They are based on earlier ‘quantum well infrared photodetectors’ (QWIPs) that are flying on Landsat 8, and will be flying Landsat 9, which monitor vegetation from space.
SLS imaging arrays are fabricated on a semiconductor wafer, using hundreds of alternating epitaxially layers tuned to absorb infrared photons and convert them into electrons, according to NASA. A read-out chip is directly mated to the array.
SLS detectors are 10x more sensitive than QWIMPs, operate over a broader spectral range and, importantly operate at 70K instead of 42K for QWIPs.

Resolution of SLS detector array (right) compared warlier QWIP

It consumes little power, operates at liquid-nitrogen temperatures, is easily fabricated, and is inexpensive “almost to the point of being disposable,” said NASA detector engineer Murzy Jhabvala of the Goddard Space Flight Center, who worked with New Hampshire-based QmagiQ to create a practical SLS detector assembly – shown – which is ~400mm long and 150mm high.
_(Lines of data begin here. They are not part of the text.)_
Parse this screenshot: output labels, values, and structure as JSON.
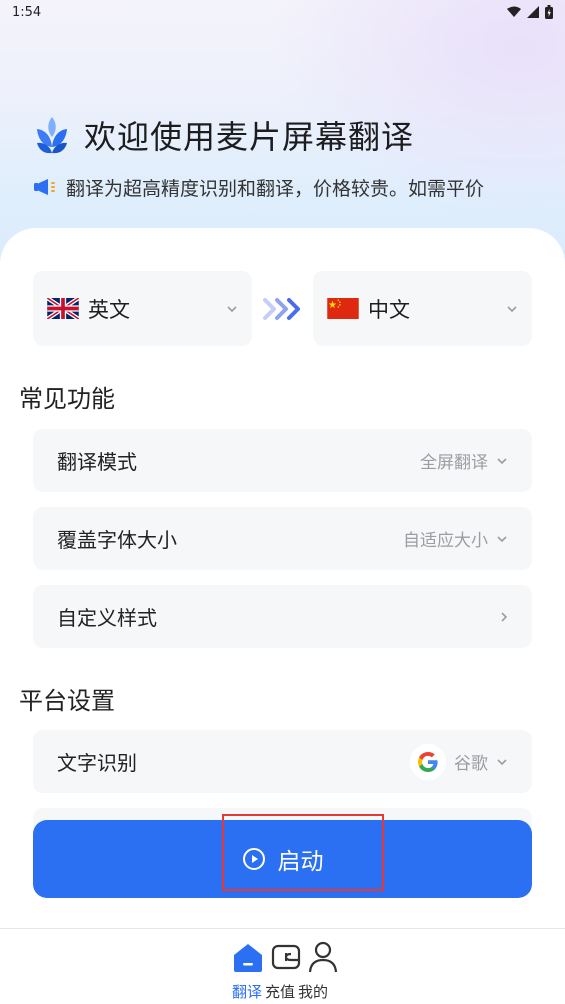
{
  "status": {
    "time": "1:54"
  },
  "header": {
    "welcome_title": "欢迎使用麦片屏幕翻译",
    "notice_text": "翻译为超高精度识别和翻译，价格较贵。如需平价"
  },
  "languages": {
    "source": {
      "label": "英文",
      "flag": "uk-flag-icon"
    },
    "target": {
      "label": "中文",
      "flag": "cn-flag-icon"
    }
  },
  "sections": {
    "common": {
      "title": "常见功能",
      "rows": [
        {
          "label": "翻译模式",
          "value": "全屏翻译"
        },
        {
          "label": "覆盖字体大小",
          "value": "自适应大小"
        },
        {
          "label": "自定义样式",
          "value": ""
        }
      ]
    },
    "platform": {
      "title": "平台设置",
      "rows": [
        {
          "label": "文字识别",
          "value": "谷歌",
          "icon": "google-icon"
        }
      ]
    }
  },
  "start_button": {
    "label": "启动"
  },
  "tabbar": {
    "items": [
      {
        "label": "翻译",
        "active": true
      },
      {
        "label": "充值",
        "active": false
      },
      {
        "label": "我的",
        "active": false
      }
    ]
  },
  "colors": {
    "accent": "#2b6ff2",
    "highlight": "#e53935",
    "row_bg": "#f6f7f9"
  }
}
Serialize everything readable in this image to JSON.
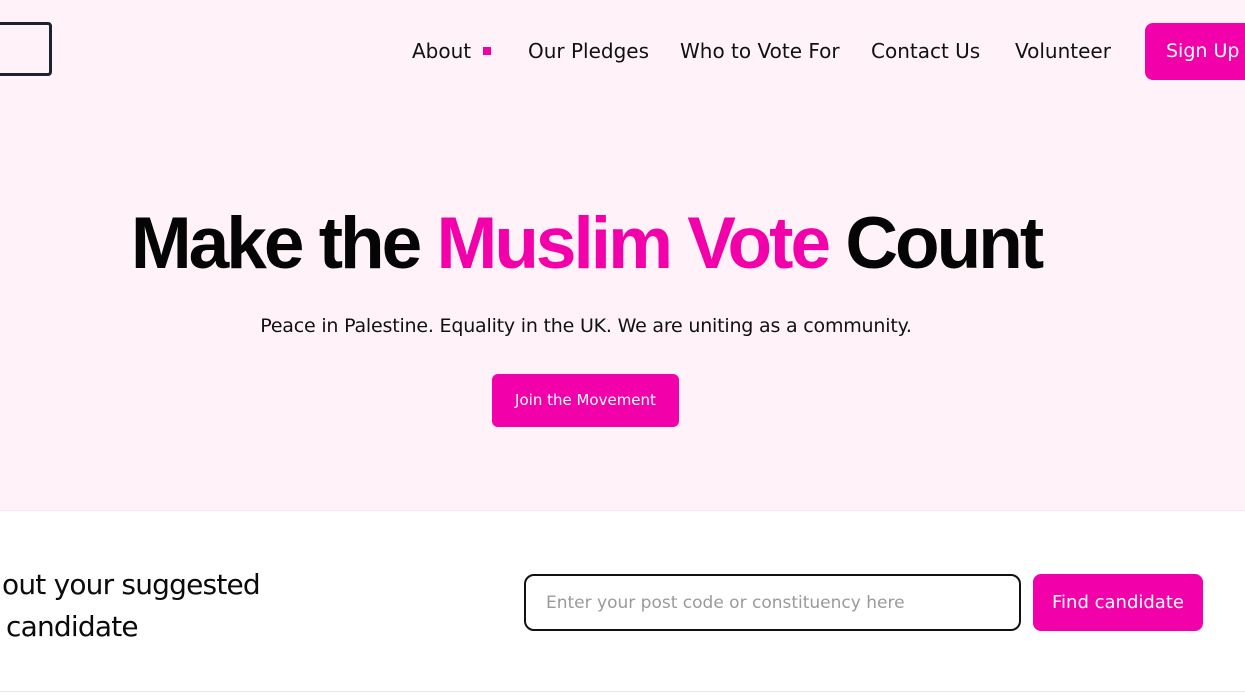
{
  "header": {
    "nav": [
      {
        "label": "About"
      },
      {
        "label": "Our Pledges"
      },
      {
        "label": "Who to Vote For"
      },
      {
        "label": "Contact Us"
      },
      {
        "label": "Volunteer"
      }
    ],
    "signup_label": "Sign Up"
  },
  "hero": {
    "title_part1": "Make the ",
    "title_accent": "Muslim Vote",
    "title_part2": " Count",
    "subtitle": "Peace in Palestine. Equality in the UK. We are uniting as a community.",
    "cta_label": "Join the Movement"
  },
  "finder": {
    "heading_line1": "nd out your suggested",
    "heading_line2": "cal candidate",
    "input_value": "",
    "input_placeholder": "Enter your post code or constituency here",
    "button_label": "Find candidate"
  },
  "colors": {
    "accent": "#f200a9",
    "hero_background": "#fff3f9",
    "text": "#0d0d0d"
  }
}
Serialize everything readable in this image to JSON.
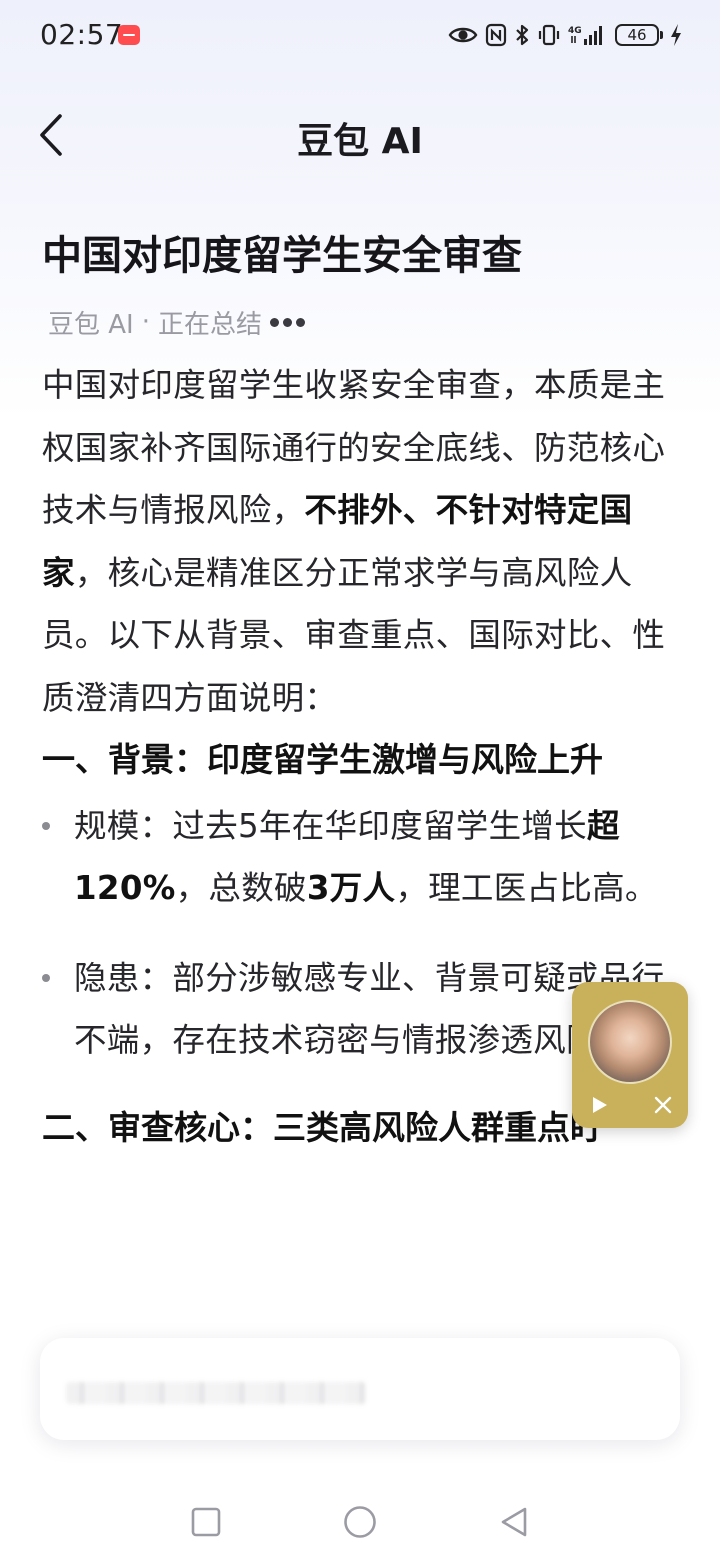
{
  "status_bar": {
    "time": "02:57",
    "battery_level": "46",
    "network": "4G",
    "icons": [
      "app-notification-icon",
      "eye-icon",
      "nfc-icon",
      "bluetooth-icon",
      "vibrate-icon",
      "signal-4g-icon",
      "battery-icon",
      "charging-bolt-icon"
    ]
  },
  "header": {
    "title": "豆包 AI",
    "back_icon": "chevron-left-icon"
  },
  "content": {
    "title": "中国对印度留学生安全审查",
    "byline": {
      "source": "豆包 AI",
      "separator": "·",
      "status": "正在总结"
    },
    "intro_parts": [
      "中国对印度留学生收紧安全审查，本质是主权国家补齐国际通行的安全底线、防范核心技术与情报风险，",
      "不排外、不针对特定国家",
      "，核心是精准区分正常求学与高风险人员。以下从背景、审查重点、国际对比、性质澄清四方面说明："
    ],
    "section1": {
      "heading": "一、背景：印度留学生激增与风险上升",
      "bullets": [
        {
          "parts": [
            "规模：过去5年在华印度留学生增长",
            "超120%",
            "，总数破",
            "3万人",
            "，理工医占比高。"
          ]
        },
        {
          "text": "隐患：部分涉敏感专业、背景可疑或品行不端，存在技术窃密与情报渗透风险。"
        }
      ]
    },
    "section2": {
      "heading": "二、审查核心：三类高风险人群重点盯"
    }
  },
  "floating_video": {
    "play_icon": "play-icon",
    "close_icon": "close-icon"
  },
  "input": {
    "placeholder": ""
  },
  "nav_bar": {
    "icons": [
      "recent-apps-icon",
      "home-icon",
      "back-triangle-icon"
    ]
  }
}
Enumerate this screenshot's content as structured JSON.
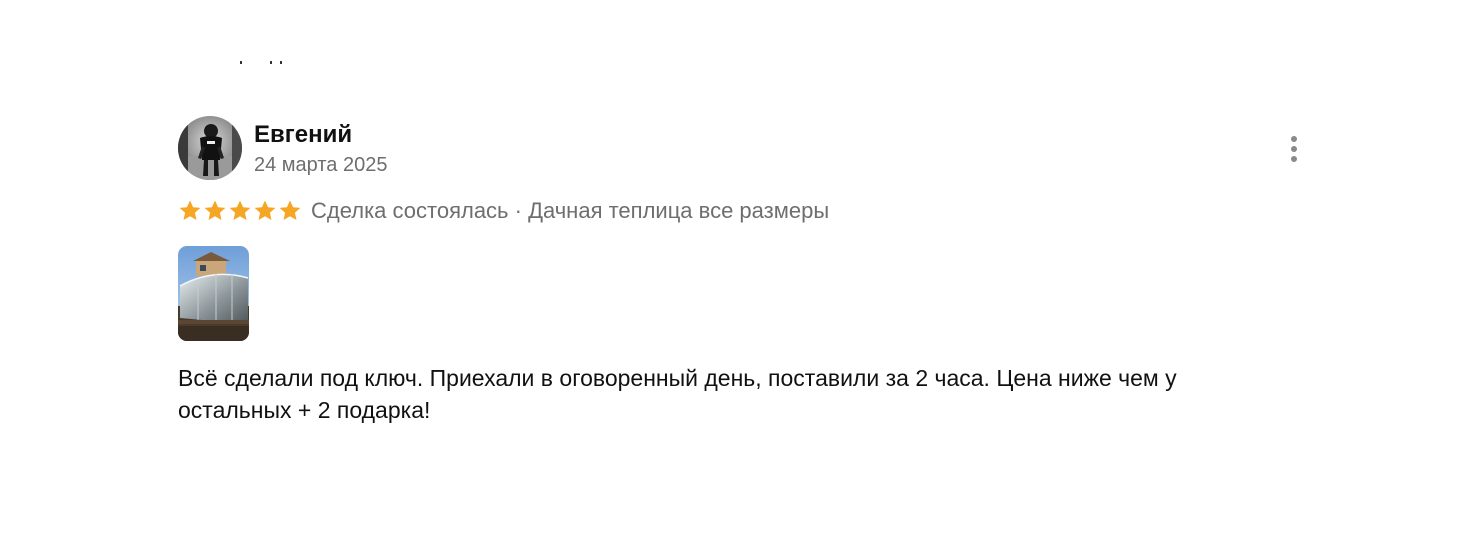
{
  "review": {
    "author_name": "Евгений",
    "date": "24 марта 2025",
    "rating": 5,
    "rating_max": 5,
    "meta": "Сделка состоялась · Дачная теплица все размеры",
    "text": "Всё сделали под ключ. Приехали в оговоренный день, поставили за 2 часа. Цена ниже чем у остальных + 2 подарка!",
    "star_color": "#f5a623",
    "icons": {
      "avatar": "user-avatar-photo",
      "more": "more-vertical-icon",
      "star": "star-icon",
      "photo": "greenhouse-photo"
    }
  }
}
The Goddard Detector Development Laboratory recently fabricated a 1,024 x 1,024 sensor, and it working on a 2,048 x 2,048 array.

For testing, the detector pictured will hitchhike on the next SpaceX Dragon robotic refuelling mission to the International Space Station, in a package called the Compact Thermal Imager which will image and measure fires, ice sheets, glaciers, and snow surface temperatures, as well as measuring the transfer of water from soil and plants into the atmosphere – important for understanding plant growth, according to NASA.

This testing is part of a plan to raise SLS to ‘technology-readiness level’ nine (TRL-9) – meaning that it has flown and operated well in space. “This is a very important technology milestone,” said Jhabvala. “We needed this mission. When we demonstrate our detector array, multiple copies can be made, assembled, and aligned into focal plane arrays that would allow us to image large swaths of Earth’s surface from space in the future.”

CTI will also carry the Goddard-developed ‘SpaceCube 2.0’, a hybrid computer that will control the instrument and process images and video.